Islands

      Islands make me think of buried treasure and pirates; They make me think of jungles and hermits; secret places that might not have been discovered yet. I think of caves and cliffs and the smell of salt water. Many of my stories take place, at least in part, on islands, or on different planets (which are like islands on a much larger scale).
     I lived on an an island for a summer, Isle Royale National Park. It is a wind-blown wilderness with its own composition of hundreds of surrounding tiny islands, each of them with potential secrets. I used to canoe from island to island and give each one a name.

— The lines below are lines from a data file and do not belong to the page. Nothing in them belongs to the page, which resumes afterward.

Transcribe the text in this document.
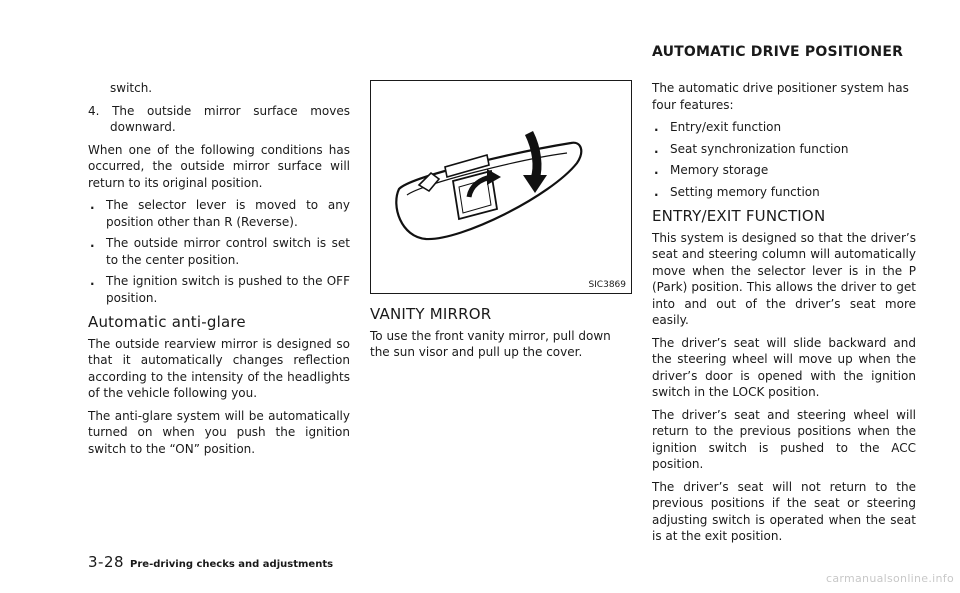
AUTOMATIC DRIVE POSITIONER

switch.

4. The outside mirror surface moves downward.

When one of the following conditions has occurred, the outside mirror surface will return to its original position.

. The selector lever is moved to any position other than R (Reverse).
. The outside mirror control switch is set to the center position.
. The ignition switch is pushed to the OFF position.
Automatic anti-glare

The outside rearview mirror is designed so that it automatically changes reflection according to the intensity of the headlights of the vehicle following you.

The anti-glare system will be automatically turned on when you push the ignition switch to the “ON” position.

SIC3869
VANITY MIRROR

To use the front vanity mirror, pull down the sun visor and pull up the cover.

The automatic drive positioner system has four features:

. Entry/exit function
. Seat synchronization function
. Memory storage
. Setting memory function
ENTRY/EXIT FUNCTION

This system is designed so that the driver’s seat and steering column will automatically move when the selector lever is in the P (Park) position. This allows the driver to get into and out of the driver’s seat more easily.

The driver’s seat will slide backward and the steering wheel will move up when the driver’s door is opened with the ignition switch in the LOCK position.

The driver’s seat and steering wheel will return to the previous positions when the ignition switch is pushed to the ACC position.

The driver’s seat will not return to the previous positions if the seat or steering adjusting switch is operated when the seat is at the exit position.

3-28 Pre-driving checks and adjustments
carmanualsonline.info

A favorite author and illustrator of mine named Tove Jansson responded to a letter I wrote to her in 1977. (She is the only author I have ever received a letter from, and I remember writing to all my favorite authors.) She wrote to me on a card that showed a tiny island in the Gulf of Finland, and wrote, “This is the island where I live five months a year. It looks rather forbidding but is full of wild flowers. You should see the storms out there in the middle of the Finnish Gulf – Splendid. The signal mast blew down last spring. Now I am in town again and miss the loneliness.”   
   
    This is an unfinished map I drew in 1988 of the Adriatic Sea where Boris, Stefanie, and I sailed. Roderich is the name of the boat. That summer we sailed along the coast of what used to be Yugoslavia, weaving our way through the islands, waving at times to people on shore or in boats. We moored the boat in the evenings in island harbors, and explored small villages. One evening a dozen or so children scrambled down to the dock for a view of a shark, which they pointed out to us with great pride, as though they had produced it themselves. The language barriers were easily overcome as we all shared the excitement of this rare sight. I remember the joy of every new island we encountered, and a sadness with every island we left behind
     This is Tove Jansson’s island. I have saved the letter for thirty-four years.